Why Email Verification Can Hurt Your Domain Sales
Any experienced domain investor knows that 1–2% of your portfolio generates the bulk of your traffic and inquiries. The rest? They might get a few random visitors—but nothing consistent.
Let’s say you own 1,000 domains. Maybe 5–10 of those names are consistently pulling in traffic, sketchy leads, or genuine interest. Those are the ones where it makes sense to enable email verification. For the rest, it only adds friction—slowing down or even scaring off serious buyers.
The Problem With the “Unverified Leads” Folder
I often hear: “I’d rather have unverified leads go into a folder so I can decide whether to respond.” While it sounds logical, in reality it kills momentum.
Here’s why: when someone fills out an inquiry form on your domain’s landing page, our system immediately engages them in live chat. We ask qualifying questions—what they plan to use the domain for, their budget, and if they’re considering other domains. That initial conversation can uncover valuable insights that help you decide your pricing and negotiation strategy.
If the lead sits in an unverified folder? None of that happens. The buyer hits a dead end, you miss the chance to hear their story, and they lose the spark of urgency that made them reach out in the first place.
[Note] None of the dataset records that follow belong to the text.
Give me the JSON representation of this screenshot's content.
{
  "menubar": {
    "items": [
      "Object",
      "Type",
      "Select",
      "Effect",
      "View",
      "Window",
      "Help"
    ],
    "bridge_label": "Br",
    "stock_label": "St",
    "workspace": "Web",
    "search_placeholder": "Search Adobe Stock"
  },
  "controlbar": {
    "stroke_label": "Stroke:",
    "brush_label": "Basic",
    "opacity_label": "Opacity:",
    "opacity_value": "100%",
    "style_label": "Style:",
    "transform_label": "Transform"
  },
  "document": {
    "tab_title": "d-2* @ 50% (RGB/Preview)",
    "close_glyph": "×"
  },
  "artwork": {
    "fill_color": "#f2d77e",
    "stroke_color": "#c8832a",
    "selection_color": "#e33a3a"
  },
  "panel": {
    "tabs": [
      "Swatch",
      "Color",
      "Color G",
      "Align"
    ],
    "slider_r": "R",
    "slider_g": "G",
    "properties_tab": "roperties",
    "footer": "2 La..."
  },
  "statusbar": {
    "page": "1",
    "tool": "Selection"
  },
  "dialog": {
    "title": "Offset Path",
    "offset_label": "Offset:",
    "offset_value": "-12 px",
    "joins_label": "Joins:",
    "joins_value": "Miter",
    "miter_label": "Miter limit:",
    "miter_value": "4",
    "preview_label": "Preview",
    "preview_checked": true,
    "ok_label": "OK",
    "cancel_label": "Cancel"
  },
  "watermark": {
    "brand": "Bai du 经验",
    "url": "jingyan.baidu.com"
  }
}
One Inquiry Can Be All It Takes
When I managed Frank Schilling’s portfolio of 365,000 domains, I saw this pattern repeatedly: A domain with zero prior inquiries—no offers, no traffic—would suddenly get one inbound lead. That buyer often turned out to be the buyer.
Frank’s portfolio wasn’t made up of big, flashy brands. It was built on functional two-word .COM domains like AtlantaTowing.com, TireNation.com, and PocketDoor.com. These names didn’t get constant type-in traffic, but they often sold on the first inquiry.
In domain sales, that’s rare—and it proves why you can’t afford unnecessary delays.
Using Saw.com’s Platform to Sell Domains Faster
If you’re self-brokering your premium domain names on Saw.com, you already have access to tools that follow up with buyers automatically, deliver offers quickly, and support multiple payment methods for faster transactions.
But when you spot a serious lead—especially a company with budget—bring in our brokerage team. Our brokers are experts at negotiating, managing buyer psychology, and getting deals over the finish line without losing momentum.
The Key to Successful Domain Portfolio Management
Setting up your domain portfolio for success isn’t about enabling every feature or overcomplicating your process. It’s about reducing buyer friction, responding fast to genuine interest, and leveraging expert brokers when it counts.
By controlling what you can—and letting the system work for you—you give yourself the best chance of turning inquiries into closed deals.
In the world of domain sales, speed matters. Momentum matters. And one inquiry could change everything.